In 1966, Andy Warhol presented Silver Clouds at the Leo Castelli Gallery in New York, an installation intended to mark the artist’s departure from painting and his foray into film and experiential works. The installation (a collaboration with engineer Billy Klüver) is comprised of fifteen helium-filled metalized plastic film balloons that float, bounce, disperse and gather along the room, pushed by strategically placed air currents as well as the viewer’s touch. At the time, the work was read as being lighthearted and playful. Like the title suggests, Silver Clouds was the visualization of one drifting through the sky, clouds blowing past. It was the whimsical transformation of an advanced post-war utopian material— we now call it foil or mylar— otherwise used by the U.S Army and NASA to protect their rations. Looking back, one wonders if Warhol was imagining (foreshadowing?) the future: the omnipresence of plastic and the ways it would eventually waft, wash and migrate along borders; deflation and eruption hanging gently above our heads.
All balloons burst, eventually.
In one of Silver Cloud’s most recent re-presentations, it has been interpreted as a kind of aquarium, “the metallic balloons float freely through space, casting reflections, mimicking the immersive feeling of being underwater. Balloons seemingly follow each other around, creating schools and catching currents across the room.” This makes me think of the Great Pacific Garbage Patch, or Pacific Trash Vortex as it is also known, a gyre of plastic and chemical debris that has collected over years and formed a mass (“twice the size of Texas”) in the central North Pacific Ocean, discovered approximately in 1987, the year Andy Warhol died. When one searches for images of the conglomerate nothing more than map renderings appear since it stretches down to the bottom of the ocean and is low density which essentially makes it undetectable to satellite imagery. But even without a face, its presence is fully felt, evinced by the increasing endangerment of marine and wild life. It is, once like the idea of walking through the sky or space, a phenomenon without visible form.
This spring, artist and novelist Douglas Coupland will transform the Vancouver Aquarium into a vision of the Great Pacific Garbage Patch. Since the year 2000, Coupland has travelled to Haida Gwaii, an archipelago in Northern British Columbia, where he combs the shores for wreckage of a consumerist society gone awry. He collects plastics and disposable materials that have washed up and wreaked havoc on our precious birds and sea creatures, turning his findings into lamps, stacks and hutches that are as mournful as they are beautiful.
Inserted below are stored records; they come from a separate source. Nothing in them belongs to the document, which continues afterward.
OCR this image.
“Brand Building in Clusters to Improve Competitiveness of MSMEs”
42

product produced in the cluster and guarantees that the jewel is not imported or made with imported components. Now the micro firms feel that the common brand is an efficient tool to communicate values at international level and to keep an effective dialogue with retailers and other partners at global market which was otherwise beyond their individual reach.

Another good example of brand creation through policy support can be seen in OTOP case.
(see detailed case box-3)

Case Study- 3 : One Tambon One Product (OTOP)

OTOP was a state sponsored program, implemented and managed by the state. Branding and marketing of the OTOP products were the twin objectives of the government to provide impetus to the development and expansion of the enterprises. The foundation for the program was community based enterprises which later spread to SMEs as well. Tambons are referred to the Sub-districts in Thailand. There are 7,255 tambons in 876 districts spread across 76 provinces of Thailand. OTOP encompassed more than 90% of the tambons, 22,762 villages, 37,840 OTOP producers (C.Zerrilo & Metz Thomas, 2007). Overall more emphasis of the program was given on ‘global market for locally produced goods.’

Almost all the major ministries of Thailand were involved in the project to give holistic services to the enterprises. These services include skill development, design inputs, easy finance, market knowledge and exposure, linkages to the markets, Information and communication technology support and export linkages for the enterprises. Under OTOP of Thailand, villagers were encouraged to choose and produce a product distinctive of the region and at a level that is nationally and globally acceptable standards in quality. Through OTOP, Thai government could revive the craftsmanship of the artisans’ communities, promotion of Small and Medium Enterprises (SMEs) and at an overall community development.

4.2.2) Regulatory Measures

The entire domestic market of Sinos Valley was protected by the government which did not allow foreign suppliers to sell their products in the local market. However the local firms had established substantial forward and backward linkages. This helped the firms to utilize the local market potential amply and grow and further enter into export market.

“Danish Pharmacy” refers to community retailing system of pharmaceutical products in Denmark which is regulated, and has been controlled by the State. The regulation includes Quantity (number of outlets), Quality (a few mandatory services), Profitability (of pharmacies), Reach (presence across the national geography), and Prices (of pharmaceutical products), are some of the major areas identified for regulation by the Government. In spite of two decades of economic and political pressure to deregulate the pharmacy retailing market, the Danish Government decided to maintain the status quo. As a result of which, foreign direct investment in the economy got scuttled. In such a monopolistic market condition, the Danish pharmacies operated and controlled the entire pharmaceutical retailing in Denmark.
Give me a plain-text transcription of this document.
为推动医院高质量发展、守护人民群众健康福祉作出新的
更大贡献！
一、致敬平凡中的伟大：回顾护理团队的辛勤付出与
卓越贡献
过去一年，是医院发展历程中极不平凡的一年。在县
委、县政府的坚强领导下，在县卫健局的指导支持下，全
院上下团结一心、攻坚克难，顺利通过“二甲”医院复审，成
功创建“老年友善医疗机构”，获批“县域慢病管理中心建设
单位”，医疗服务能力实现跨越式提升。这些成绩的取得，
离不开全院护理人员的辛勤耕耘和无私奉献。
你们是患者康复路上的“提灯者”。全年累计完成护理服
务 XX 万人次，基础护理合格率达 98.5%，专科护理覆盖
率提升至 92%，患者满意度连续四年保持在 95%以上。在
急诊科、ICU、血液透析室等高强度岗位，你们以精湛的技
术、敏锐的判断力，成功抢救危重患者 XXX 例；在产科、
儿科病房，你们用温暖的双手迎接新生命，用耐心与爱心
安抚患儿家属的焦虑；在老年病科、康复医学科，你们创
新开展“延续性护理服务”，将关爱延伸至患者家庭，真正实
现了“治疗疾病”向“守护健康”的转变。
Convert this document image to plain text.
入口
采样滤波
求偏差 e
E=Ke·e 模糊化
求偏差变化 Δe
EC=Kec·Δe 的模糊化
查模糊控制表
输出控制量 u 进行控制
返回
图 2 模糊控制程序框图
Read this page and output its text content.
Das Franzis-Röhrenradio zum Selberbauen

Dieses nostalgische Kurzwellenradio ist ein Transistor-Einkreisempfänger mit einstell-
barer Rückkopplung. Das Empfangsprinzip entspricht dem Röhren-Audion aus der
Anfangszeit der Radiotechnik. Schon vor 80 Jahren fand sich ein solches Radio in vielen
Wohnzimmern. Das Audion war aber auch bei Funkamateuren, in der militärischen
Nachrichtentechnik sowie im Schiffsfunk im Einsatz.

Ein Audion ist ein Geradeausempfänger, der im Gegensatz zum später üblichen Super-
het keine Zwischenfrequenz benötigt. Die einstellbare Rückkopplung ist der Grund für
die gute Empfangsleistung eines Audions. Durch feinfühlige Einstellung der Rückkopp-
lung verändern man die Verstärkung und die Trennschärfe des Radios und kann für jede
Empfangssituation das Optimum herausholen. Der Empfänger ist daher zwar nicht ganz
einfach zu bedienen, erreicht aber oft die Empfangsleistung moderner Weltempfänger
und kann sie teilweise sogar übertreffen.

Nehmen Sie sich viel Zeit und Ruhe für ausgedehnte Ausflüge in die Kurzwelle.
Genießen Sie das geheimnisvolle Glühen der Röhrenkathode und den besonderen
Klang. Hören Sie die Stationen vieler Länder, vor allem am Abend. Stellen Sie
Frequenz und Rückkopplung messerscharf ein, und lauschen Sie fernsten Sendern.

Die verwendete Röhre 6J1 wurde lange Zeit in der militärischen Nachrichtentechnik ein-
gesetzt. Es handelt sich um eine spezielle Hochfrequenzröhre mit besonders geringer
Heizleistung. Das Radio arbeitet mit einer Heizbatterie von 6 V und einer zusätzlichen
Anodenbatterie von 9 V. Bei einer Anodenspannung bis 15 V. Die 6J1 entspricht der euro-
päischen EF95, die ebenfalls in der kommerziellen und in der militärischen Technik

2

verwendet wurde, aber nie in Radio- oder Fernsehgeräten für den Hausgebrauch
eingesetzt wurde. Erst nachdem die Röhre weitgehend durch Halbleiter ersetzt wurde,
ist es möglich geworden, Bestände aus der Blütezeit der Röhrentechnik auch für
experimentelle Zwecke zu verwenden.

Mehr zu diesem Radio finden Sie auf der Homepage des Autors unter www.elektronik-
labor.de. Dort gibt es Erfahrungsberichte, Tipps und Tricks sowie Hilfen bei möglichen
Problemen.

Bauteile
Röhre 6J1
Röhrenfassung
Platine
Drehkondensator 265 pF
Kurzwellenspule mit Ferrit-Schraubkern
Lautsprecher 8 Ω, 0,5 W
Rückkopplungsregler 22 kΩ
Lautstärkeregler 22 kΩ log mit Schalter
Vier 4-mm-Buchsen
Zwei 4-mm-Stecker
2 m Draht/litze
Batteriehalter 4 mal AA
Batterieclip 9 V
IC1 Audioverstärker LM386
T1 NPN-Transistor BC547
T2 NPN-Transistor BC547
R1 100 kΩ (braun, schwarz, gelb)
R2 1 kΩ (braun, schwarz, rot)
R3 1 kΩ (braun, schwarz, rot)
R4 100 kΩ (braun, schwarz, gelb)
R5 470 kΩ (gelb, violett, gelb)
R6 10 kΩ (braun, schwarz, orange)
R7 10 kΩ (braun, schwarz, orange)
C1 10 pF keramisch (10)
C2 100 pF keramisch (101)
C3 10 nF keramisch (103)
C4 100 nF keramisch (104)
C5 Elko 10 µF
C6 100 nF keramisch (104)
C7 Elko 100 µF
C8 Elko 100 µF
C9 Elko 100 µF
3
More recently Coupland has noticed an increase in washed up Japanese materials, most likely the volatile remains of the devastating 2011 Tsunami in Japan. At the Vancouver Aquarium, one of the central, now mammal and fish-free tanks will be filled with twenty tons of the artist’s found rubbish from Haida Gwaii. Specifically installed jet streams will shift the tank’s contents, simulating the ocean’s turbulent course. The waste will float, bounce, disperse and gather along the tank, fragments flowing into one another like an overwhelming and exhausted assemblage, or crowd.
For Tsunami, the artist’s fifth solo exhibition at the Daniel Faria Gallery, Coupland continues to parcel the pressing issues of our times into pop packaging. In 2014, he began the Trash Vortex series, a number of vintage globes altered by oozing drips of paint poured from the point of the Pacific Trash Vortex. These colourful globes were seen as a rumination on the cruel beauty of the man-made world. Almost three years later, the series has been extended to single bits of Tsunami debris that have arrived on Canadian shorelines, taken in by Coupland and meditated on. Through painterly treatments, these objects acquire a new seductive edge. They have been splattered and dunked in Coupland’s now well-known candy-colour acrylic paint. Pushing the work further, they have been treated in more plastic. Each one of them is sealed in a custom plexiglass case, which suggests the beginnings of a Matryoshka doll effect that is in our midst: plastic encasing plastic protecting plastic within plastic….
Spread throughout the main gallery space, this composition looks like lollipops that glisten and tempt from behind their clear wrappers— false promises of sweetness and pleasure whirling. Consuming too many lollipops can cause tooth decay, remember? Looking at each of these objects individually and more closely, they also call to mind images of birds bathed in oil spill residue, a memory that is close to the artist and replays often in his mind. Shininess and stickiness turned brutal.
I’d like to turn to a moment that replays often in my mind when I think of Douglas Coupland, our exchanges, his work and the world, generally. It was at the Daniel Faria Gallery during a book launch of his most recent book, Bit Rot. Admittedly I was running late for the event and tried to conspicuously slip into the moment. Coupland was reading an excerpt from his new book, a short essay titled, Vietnam. Just as I settled in, Coupland choked up, filling the air with that silence we recognize as preparation for words that are difficult to say. Finally, he read:
” I-you-we-anyone could be a coral reef, a cuttlefish, a gust of pollen or a bright yellow ant longer than my foot. I was alive! […] Now I’m gone, and I miss you, Earth. I miss you dearly.”